The Chiesa Madre (Mother Church), dedicated to Maria Santissima Assunta (Holiest Mary of the Assumption) is the largest Roman Catholic church in Adrano, and located in center of town, adjacent to the Norman Castle of the town, in the region of Sicily, Italy.

==History and description==
A church at the site was first commissioned in the 11th century by the initial Norman conquerors, specifically Roger II of Sicily, who would have been building the church adjacent to his Norman castle. The site was named Piano della Cuba, perhaps because it already housed a house of worship at this site. The layout of the present church is mainly due to works patronized by Duke Francesco II Moncada between 1572 and 1592. This led to the building of the nave with two aisles and two side chapels. In 1750 a dome was built, tiled on the outer surface with painted bricks.

The façade is framed with dark lava stone pilasters. In the tympanum above the portal is a marble depiction of the Assumption of the Virgin. The side portals have lava stone jambs surmounted by a triangular tympanum in Baroque style. In front of the church are lava stone pillars that were meant to support at tall bell-tower, commissioned in the late 19th century by the provost Salvatore Petronio Russo, and designed by Carlo Sada. This expensive project became mired due to costs and disputes, and after decades of fitful construction only a skeletal bell-tower was present by 1957. In 1997, church and civil authorities agreed to demolish the tower. The base pilasters remain.

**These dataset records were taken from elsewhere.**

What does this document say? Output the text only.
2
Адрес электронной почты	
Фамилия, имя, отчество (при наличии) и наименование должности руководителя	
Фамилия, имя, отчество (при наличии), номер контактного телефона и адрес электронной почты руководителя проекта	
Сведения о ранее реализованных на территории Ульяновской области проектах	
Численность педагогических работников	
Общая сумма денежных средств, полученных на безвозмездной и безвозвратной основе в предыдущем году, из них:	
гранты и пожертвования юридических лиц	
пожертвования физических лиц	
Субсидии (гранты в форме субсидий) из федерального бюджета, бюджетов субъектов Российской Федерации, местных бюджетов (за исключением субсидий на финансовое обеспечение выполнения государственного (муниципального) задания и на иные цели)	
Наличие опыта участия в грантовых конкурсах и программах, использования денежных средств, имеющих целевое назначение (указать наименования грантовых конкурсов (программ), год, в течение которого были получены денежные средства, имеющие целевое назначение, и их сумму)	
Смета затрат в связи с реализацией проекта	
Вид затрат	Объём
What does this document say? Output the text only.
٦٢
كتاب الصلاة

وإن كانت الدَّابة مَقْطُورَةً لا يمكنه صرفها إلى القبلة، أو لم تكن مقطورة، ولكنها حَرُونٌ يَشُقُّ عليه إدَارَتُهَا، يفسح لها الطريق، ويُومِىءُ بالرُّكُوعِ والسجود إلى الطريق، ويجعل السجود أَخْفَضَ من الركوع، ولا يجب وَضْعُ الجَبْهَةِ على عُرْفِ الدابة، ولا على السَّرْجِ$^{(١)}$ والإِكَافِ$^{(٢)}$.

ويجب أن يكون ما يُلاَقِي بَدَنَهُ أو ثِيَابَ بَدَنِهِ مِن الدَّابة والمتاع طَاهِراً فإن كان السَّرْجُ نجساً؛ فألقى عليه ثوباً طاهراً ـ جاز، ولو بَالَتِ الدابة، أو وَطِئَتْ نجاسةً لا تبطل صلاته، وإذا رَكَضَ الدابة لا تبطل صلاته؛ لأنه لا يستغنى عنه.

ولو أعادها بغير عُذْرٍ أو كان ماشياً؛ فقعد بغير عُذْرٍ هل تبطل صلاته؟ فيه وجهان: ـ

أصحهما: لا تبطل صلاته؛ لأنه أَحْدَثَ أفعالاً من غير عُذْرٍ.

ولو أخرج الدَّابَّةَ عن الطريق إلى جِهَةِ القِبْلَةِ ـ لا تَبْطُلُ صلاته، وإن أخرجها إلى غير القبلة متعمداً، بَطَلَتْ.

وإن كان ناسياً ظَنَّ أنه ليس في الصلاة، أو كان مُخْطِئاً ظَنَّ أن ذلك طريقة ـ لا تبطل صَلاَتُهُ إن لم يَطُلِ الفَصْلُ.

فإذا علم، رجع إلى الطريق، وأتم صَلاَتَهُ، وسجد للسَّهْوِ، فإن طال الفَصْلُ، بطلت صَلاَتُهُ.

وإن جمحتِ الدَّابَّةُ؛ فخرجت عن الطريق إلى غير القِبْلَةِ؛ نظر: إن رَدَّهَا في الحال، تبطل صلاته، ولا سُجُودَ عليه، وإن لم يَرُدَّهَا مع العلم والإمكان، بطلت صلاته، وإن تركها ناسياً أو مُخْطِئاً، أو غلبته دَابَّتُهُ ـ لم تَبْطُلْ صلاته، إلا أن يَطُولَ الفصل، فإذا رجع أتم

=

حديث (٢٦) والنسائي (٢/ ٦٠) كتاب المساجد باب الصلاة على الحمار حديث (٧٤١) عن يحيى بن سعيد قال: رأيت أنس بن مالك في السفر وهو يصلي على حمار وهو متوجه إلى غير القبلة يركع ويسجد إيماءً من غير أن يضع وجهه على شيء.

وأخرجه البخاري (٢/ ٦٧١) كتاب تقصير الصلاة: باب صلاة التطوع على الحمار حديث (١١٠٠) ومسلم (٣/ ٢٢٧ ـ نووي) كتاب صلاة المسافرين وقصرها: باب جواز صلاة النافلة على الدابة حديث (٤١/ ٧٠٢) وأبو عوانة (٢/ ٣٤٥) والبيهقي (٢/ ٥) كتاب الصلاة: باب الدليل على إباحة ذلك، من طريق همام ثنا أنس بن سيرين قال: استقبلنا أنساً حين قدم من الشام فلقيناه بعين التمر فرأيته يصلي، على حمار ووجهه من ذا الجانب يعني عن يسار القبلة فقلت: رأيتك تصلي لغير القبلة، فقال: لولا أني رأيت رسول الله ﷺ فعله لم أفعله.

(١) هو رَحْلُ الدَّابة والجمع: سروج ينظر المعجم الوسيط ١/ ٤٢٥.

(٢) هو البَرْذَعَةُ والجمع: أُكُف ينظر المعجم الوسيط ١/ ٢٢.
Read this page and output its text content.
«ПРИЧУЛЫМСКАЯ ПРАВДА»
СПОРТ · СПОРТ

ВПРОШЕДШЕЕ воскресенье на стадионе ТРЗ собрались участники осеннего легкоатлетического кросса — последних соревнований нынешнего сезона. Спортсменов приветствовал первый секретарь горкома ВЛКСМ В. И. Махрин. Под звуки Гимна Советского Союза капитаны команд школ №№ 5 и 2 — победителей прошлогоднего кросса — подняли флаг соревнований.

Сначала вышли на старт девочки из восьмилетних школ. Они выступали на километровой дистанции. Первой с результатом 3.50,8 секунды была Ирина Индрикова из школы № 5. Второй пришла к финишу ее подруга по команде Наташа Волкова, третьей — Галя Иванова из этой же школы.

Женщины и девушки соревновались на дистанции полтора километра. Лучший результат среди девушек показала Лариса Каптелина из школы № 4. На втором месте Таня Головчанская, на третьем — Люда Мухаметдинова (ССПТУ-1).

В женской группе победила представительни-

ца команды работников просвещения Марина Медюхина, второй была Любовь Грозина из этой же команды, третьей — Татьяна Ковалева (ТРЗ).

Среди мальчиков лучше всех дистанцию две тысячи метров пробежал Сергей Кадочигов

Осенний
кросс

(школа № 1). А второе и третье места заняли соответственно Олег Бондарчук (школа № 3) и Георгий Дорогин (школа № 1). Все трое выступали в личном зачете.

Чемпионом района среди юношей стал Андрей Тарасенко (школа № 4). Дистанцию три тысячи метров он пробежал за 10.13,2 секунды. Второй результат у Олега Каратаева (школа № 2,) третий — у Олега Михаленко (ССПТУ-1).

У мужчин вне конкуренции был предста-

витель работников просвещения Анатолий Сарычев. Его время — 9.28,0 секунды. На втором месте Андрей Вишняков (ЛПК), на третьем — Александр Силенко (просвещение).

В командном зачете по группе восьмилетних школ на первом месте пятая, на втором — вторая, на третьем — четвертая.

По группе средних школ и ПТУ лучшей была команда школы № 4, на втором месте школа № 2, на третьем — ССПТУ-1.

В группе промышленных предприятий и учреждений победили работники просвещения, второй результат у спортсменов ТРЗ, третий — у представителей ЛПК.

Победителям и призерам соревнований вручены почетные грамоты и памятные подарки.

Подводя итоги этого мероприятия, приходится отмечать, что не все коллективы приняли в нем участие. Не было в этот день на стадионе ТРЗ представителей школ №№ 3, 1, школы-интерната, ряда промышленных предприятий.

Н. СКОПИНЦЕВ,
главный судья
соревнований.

The central nave is flanked on each side by eight solid basalt columns. Tradition holds these columns belonged to an Ancient Roman temple in the town. The Chapel of the Holiest Sacrament at the left in the transept has an altarpiece depicting the Last Supper (16th-century), attributed to the Luis de Morales. In the Chapel of the Sacred Heart on the right, there are 19th-century altarpieces, depicting the Repentance of the Magdalene and the Apparition of Jesus to Beata Alacoque by Giuseppe Guzzardi.

In the apse flanking the main altar are frescoes depicting events of the life of the town's patron San Nicolò Politi: Angel warns him of Death and Death of the Saint, painted by Angelo La Naia. To the left of the main altar is a chapel with an Assumption of the Virgin (1764) by Alessandro Vasta, son of Pietro Paolo. The main altar is flanked by a wooden choir (1774) by Spedalieri di Troina brothers. In the transept, there are four 17th-century paintings attributed to the school of Zoppo di Gangi depicting: King Solomon, King David Crowned, the Virgin of the Annunciation, and the Archangel Gabriel. Above the baptistery there is an altarpiece, likely Flemish and dated 1723, depicting The Genesis of Sin.

Above the central portal is the Moncada Polyptych originally commissioned by the Moncada family for the apse of the church of Sant'Antonio Abate, but moved here between 1915 and 1920. The early 16th-century author of the work is unknown, though among the possible attributions are Salvo di Antonio, nephew of Antonello da Messina or a follower of Cesare da Sesto. Among the scenes depicted are the Incredulity of Saint Thomas; the Holy Family and Saints; St Antony Abbot, St John the Evangelist, and Christ Pantocrater.